Hotel International, Zagreb, Croatia
Name: Hotel International
Location: Zagreb, Croatia
Present-Day Condition: Currently in operation (renovated/rebuilt)
Coordinates: 45°47'56.6"N, 15°58'27.5"E
Description: Located roughly 500m southwest of Zagreb's central train station is the Hotel International. Unveiled in 1959 and built by Zagreb architect Božidar Tušek in the International Style (which perhaps is where its name originates from), this monumental hotel complex was created as one of the premiere city center accommodations for Zagreb. As the above vintage images indicate, the interior of the hotel was furnished and adorned with an elegant late 50s era aesthetic, replete with mid-century furniture, marble-paneled walls and large whimsical modernist folk-art murals by an artist I've not yet been able to identify (if you know, please message me). Again, as with other hotels on this list, the dark red color is used heavily in creating atmosphere within the confines of this hotel environment. The Hotel International existed and operated in this state up until 2007, when it underwent a drastic renovation/rebuild. While it isn't exactly clear, sources seem to indicate that this original building was torn down in its entirety and a similarly shaped building with a dark glass facade was subsequently built in its place. However, while the building is completely different, it continues to operate under the name "Hotel International".
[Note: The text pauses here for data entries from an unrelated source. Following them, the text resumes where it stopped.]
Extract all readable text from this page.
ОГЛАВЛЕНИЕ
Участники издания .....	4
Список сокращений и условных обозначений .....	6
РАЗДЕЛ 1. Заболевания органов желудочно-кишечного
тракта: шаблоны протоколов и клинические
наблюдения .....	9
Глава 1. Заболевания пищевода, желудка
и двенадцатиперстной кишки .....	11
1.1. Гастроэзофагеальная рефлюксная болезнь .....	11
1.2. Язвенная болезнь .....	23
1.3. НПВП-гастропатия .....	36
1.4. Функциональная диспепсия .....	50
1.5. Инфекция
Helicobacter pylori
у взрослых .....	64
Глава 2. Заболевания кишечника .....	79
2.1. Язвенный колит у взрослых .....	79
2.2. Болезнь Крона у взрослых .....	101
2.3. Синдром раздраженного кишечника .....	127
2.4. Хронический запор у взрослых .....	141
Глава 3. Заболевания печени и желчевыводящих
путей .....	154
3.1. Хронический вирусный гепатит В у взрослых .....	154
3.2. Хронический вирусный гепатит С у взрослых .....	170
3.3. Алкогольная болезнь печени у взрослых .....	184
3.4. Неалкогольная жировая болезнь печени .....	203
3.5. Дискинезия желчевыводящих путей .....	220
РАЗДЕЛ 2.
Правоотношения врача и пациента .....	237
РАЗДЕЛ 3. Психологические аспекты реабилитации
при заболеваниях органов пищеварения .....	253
Hotel Kontinental, Skopje, N. Macedonia
Name: Hotel Kontinental
Location: Skopje, N. Macedonia
Present-Day Condition: Still in operation (partially renovated)
Coordinates: 41°59'55.8"N, 21°27'12.6"E
Description: Just northeast of the Skopje's city center (roughly 100m from the central train/bus station) is the Hotel Kontinental. This enormous 14-level concrete hotel complex was unveiled in 1972 and created by the Macedonian architect team Živko Gelevski & Dimitar Dimitrov. Upon its completion, it stood as the largest hotel in the city and instantly became a modernist landmark. Its interior, dominated by dark red and amber tones, was a feast of 70s aesthetic, with the centerpiece of the hotel being its bar and lounge area bedazzled with a series of huge circular yellow cut-glass chandeliers, each hovering over matching circular bars. While much of the hotel has been renovated in recent years, such as the rooms and suites, interestingly, the hotel's bar, lounge and restaurant remain remarkably intact, with the amazing chandeliers (among other distinct features) still in place. Furthermore, the exterior of the hotel is still largely the same, only changed with bold red stripes painted along the spines of the structure.